Berita dan Masyarakat, Filsafat
Materi sebagai kategori filosofis: yang idealis, materialistis dan positivist pendekatan dengan konsep
Materi sebagai kategori filosofis pemikir tertarik pernah kalanya Plato memperkenalkan konsep ini dalam kosakata teoritis. Penulis jangka kontras nya "ide", menyoroti statis, tidak berubah kontras dengan variabilitas lalu dan variabilitas - sebagai ibu. Properti ini dibentuk kemudian di bentuk keberadaan materi, yaitu, waktu, ruang dan gerakan.
pendekatan materialis - adalah serangkaian konsep, yang didasarkan pada solusi dari pertanyaan filosofis dasar dari apa yang datang pertama: materi dan kesadaran, mendukung mantan. Menurut materialis, dan keberadaan materi - konsep dekat dengan identitas, dan masalah ini adalah arus kas, realitas menjadi. Semua di sekitar - hanya bentuk, keadaan materi. Ini termasuk ide, orang, cara apapun dari organisasi sosial. Menurut konsepsi materialis, masalah ini secara obyektif dan independen dari kesadaran manusia.
teori idealis memberitakan keutamaan semangat. Namun, posisi para pendukung pendekatan ini tidak identik. Perbedaan membentuk dua tren teoritis: obyektif dan idealisme subjektif.
Tujuan-idealis posisi - pengakuan keutamaan yang ideal dan semangat mutlak.

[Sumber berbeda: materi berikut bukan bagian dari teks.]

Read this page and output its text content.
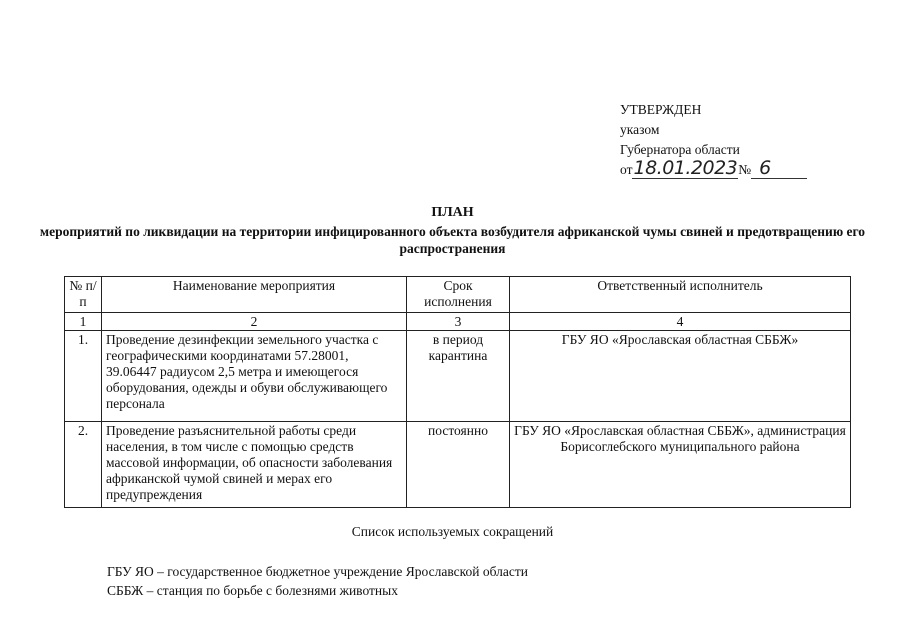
УТВЕРЖДЕН
указом
Губернатора области
от 18.01.2023 № 6
ПЛАН
мероприятий по ликвидации на территории инфицированного объекта возбудителя африканской чумы свиней и предотвращению его распространения
№ п/п	Наименование мероприятия	Срок исполнения	Ответственный исполнитель
1	2	3	4
1.	Проведение дезинфекции земельного участка с географическими координатами 57.28001, 39.06447 радиусом 2,5 метра и имеющегося оборудования, одежды и обуви обслуживающего персонала	в период карантина	ГБУ ЯО «Ярославская областная СББЖ»
2.	Проведение разъяснительной работы среди населения, в том числе с помощью средств массовой информации, об опасности заболевания африканской чумой свиней и мерах его предупреждения	постоянно	ГБУ ЯО «Ярославская областная СББЖ», администрация Борисоглебского муниципального района
Список используемых сокращений
ГБУ ЯО – государственное бюджетное учреждение Ярославской области
СББЖ – станция по борьбе с болезнями животных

Masalah sebagai konsep filosofis, menurut pendekatan obyektif-idealis itu adalah produk sekunder, generasi semangat mutlak.
Seorang wakil menonjol dari pendekatan ini adalah GVF Hegel. Dalam "Phenomenology of Mind" nya meliputi proses pendakian gagasan pengetahuan mutlak: bentuk tertinggi dari ide keberadaan - roh absolut, gagasan bahwa menjadi, mencapai kesempurnaan dalam pengetahuan itu sendiri.
Positivis berbagi posisi pendukung pendekatan idealis subjektif dari penolakan keberadaan materi. Namun, argumen utama dari pernyataan ini adalah instalasi agnostik: realitas objektif materi tidak mungkin untuk membuktikan dan menyelidiki secara empiris karena itu tidak bisa mengatakan bahwa itu ada.
Materi sebagai kategori filosofis telah dan tetap menjadi subjek mengamuk teori perdebatan selama berabad-abad. Hari ini, di era kemajuan teknologi, kepraktisan sifat manusia menginstal peningkatan volume konsumsi barang dan meningkatkan kualitas layanan yang diberikan. Kemajuan adalah mungkin, jika kita mengecualikan kemungkinan mengetahui dunia. Jadi pendekatan materialistis menentukan nilai, dan nilai-nilai masyarakat berbudaya membentuk pengaturan filosofis mayoritas.